Quand je parle à des gens de plus de 45 ans, ils me demandent souvent ce qui est arrivé à Hollywood. Autrefois, on faisait des films remplis de stars jouant des personnages convaincants. Aujourd’hui, tout ce qu’on nous propose, ce sont des pseudo-personnages comme Deadpool qui passent tout le film à faire des blagues sur leur univers cinématographique. Où sont les histoires d’êtres humains ?
La réponse courte est que vous pouvez encore en trouver quelques-uns sur les services de streaming. Prenez la nouvelle comédie d'action actuellement diffusée sur AppleTV+ après une semaine dans quelques cinémas. Réalisée par Doug Liman, elle met en vedette Casey Affleck (qui a coécrit le scénario) et Matt Damon dans le rôle de sympathiques escrocs de Boston qui se font prendre dans un braquage qui tourne mal. Malgré son titre oubliable, c'est un retour amusant aux films de braquage classiques, aux comédies entre amis et aux histoires de malversations urbaines.
Damon joue le rôle de Rory, un dépressif qui cherche désespérément à gagner de l'argent pour payer la pension alimentaire et regagner le respect de son fils. Dans le cadre d'un accord unique, il accepte d'aider à voler le maire corrompu de Boston – joué par un Ron Perlman ringard – lors d'une grande soirée électorale où il recevra des pots-de-vin en espèces. Rory recevra une part de 30 000 dollars, ce qui ressemble franchement à un chiffre des années 1970. Il en sera de même pour son collègue Cobby, un ancien taulard farceur joué par Affleck.
Sans qu'ils en soient responsables, le braquage tourne mal sur presque tous les plans : le butin est dérisoire, un policier est tué, Cobby se fait tirer dessus. Soudain réunis en tant que complices, Cobby et Rory courent dans Boston poursuivis par la police vengeresse, par le chef du crime qui a organisé le braquage (un Michael Stuhlbarg tout aussi débile) et par l'homme de main personnel du maire, un homme de main joué par Ving Rhames en mode monolithique. Et pendant ce temps, Cobby continue de saigner.

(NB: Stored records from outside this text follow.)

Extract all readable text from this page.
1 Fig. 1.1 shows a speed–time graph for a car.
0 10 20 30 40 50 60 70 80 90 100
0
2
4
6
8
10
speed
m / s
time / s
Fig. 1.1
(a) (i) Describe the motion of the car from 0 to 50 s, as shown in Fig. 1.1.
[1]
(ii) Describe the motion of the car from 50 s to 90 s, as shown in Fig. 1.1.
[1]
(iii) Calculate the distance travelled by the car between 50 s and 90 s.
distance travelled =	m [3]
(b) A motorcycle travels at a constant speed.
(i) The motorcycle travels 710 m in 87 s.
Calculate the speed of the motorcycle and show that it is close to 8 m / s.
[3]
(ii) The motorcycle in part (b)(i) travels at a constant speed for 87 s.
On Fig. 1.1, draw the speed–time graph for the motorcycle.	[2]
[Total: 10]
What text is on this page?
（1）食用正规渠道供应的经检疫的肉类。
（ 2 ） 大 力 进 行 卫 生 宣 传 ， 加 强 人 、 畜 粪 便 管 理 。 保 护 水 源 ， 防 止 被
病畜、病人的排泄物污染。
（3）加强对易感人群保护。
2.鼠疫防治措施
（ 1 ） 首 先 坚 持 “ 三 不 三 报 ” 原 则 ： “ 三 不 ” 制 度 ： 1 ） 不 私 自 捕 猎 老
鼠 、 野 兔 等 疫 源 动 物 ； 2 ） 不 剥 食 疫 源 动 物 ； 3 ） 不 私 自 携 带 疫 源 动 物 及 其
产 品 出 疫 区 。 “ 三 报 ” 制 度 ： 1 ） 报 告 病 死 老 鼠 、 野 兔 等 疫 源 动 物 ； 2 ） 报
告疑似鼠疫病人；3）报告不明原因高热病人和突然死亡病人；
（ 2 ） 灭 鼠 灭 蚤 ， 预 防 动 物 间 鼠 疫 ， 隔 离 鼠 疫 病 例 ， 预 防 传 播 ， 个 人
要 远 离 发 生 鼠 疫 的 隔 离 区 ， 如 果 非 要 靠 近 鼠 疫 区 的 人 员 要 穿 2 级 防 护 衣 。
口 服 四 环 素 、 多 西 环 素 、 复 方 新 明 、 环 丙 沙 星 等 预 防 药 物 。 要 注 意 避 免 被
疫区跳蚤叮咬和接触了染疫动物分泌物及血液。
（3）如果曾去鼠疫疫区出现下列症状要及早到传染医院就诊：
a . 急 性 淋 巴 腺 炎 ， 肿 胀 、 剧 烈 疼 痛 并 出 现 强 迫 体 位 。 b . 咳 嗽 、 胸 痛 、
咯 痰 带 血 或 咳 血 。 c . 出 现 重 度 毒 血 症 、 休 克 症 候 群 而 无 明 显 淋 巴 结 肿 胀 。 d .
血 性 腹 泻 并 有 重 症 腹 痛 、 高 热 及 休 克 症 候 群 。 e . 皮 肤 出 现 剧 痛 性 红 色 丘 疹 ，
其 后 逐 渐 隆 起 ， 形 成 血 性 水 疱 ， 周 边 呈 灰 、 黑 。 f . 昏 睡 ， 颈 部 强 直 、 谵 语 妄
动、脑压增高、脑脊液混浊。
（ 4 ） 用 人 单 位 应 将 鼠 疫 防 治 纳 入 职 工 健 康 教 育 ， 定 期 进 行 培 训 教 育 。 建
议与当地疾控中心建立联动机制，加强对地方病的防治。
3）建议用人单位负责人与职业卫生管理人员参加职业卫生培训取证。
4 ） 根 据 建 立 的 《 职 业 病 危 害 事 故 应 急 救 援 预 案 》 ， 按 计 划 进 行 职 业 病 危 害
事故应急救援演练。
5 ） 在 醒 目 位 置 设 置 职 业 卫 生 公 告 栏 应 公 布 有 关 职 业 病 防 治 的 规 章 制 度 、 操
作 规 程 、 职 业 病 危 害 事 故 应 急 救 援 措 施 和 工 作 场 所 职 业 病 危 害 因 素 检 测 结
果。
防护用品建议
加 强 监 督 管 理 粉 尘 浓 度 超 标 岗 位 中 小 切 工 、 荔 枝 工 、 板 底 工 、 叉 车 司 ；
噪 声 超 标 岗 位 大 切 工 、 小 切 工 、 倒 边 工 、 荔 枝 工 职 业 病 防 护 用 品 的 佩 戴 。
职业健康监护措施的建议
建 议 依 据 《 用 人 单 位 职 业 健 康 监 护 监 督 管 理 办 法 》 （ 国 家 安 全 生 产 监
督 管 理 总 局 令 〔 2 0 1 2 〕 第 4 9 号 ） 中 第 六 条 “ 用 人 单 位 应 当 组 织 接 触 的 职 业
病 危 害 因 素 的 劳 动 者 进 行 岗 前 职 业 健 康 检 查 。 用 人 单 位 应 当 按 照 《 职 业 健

C'est une particularité des films sur Boston que je n'en ai jamais vu un qui me donne envie d'y aller. En effet, les promoteurs de Boston comme Damon et Affleck semblent être étrangement fiers de montrer la corruption de leur ville, ses quartiers claniques et sa bravade ouvrière crétine. C'est certainement vrai pour…
Ce n'est pas seulement que Cobby continue à faire des blagues sur les initiés de Boston (en cela, il aime Deadpool) qui ne passeront nulle part ailleurs. La sensibilité du film est entièrement teintée par le grand écrivain de Boston, George V. Higgins, dont les romans policiers, comme , ont beaucoup contribué à façonner l'image que la ville avait d'elle-même. Le film idéalise son refus d'être romantique.
On le voit dans les performances de Damon et Affleck, deux acteurs excellents mais différents, qui jouent ici des types qui ne sont pas très brillants. Alors qu'Affleck semble toujours un peu décalé, même lorsqu'il joue des types ordinaires, Damon dégage une normalité que les gens qualifient désormais de « racontable ».
Dans le rôle de Rory, discret et raisonnable, Damon est le mur impassible du film contre lequel Cobby frappe sans cesse la balle de tennis de son bavardage humoristique. Affleck et Damon sont des amis de longue date, et ça se voit. C'est amusant de les regarder se chamailler et s'énerver et se rendre un peu fous.
Pourtant, même si je m'amusais, je n'arrêtais pas de souhaiter que le film ait la vivacité lucide des films auxquels il fait référence. Bien que l'intrigue soit le genre de confection que Hollywood savait autrefois faire, la narration semble souvent molle, comme un film indépendant. Personnages secondaires sont trop paresseusement dessinées pour être amusantes ; les bonnes blagues se perdent trop souvent dans la confusion.
Au cours du film, Cobby révèle un secret douloureux qui devrait changer l'opinion de Rory sur son nouveau partenaire. Un réalisateur hollywoodien d'antan aurait su nous émouvoir à la fois par la révélation de Cobby et par la réaction de Rory. Liman laisse à peine s'exprimer son émotion. Ce n'est pas qu'il n'a pas de talent. Surtout connu pour et – il a récemment fait le remake de Road House – il n'a simplement plus l'habitude de raconter des histoires sur des êtres humains réels.
Mais il essaie. Tout comme Affleck et Damon, qui sont clairement la force motrice du film. Dans les années 1970, il aurait probablement été le deuxième ou le troisième meilleur film sorti chaque semaine. En 2024, c'est le meilleur film hollywoodien du mois, du moins pour les spectateurs qui ne s'émerveillent pas devant Marvel.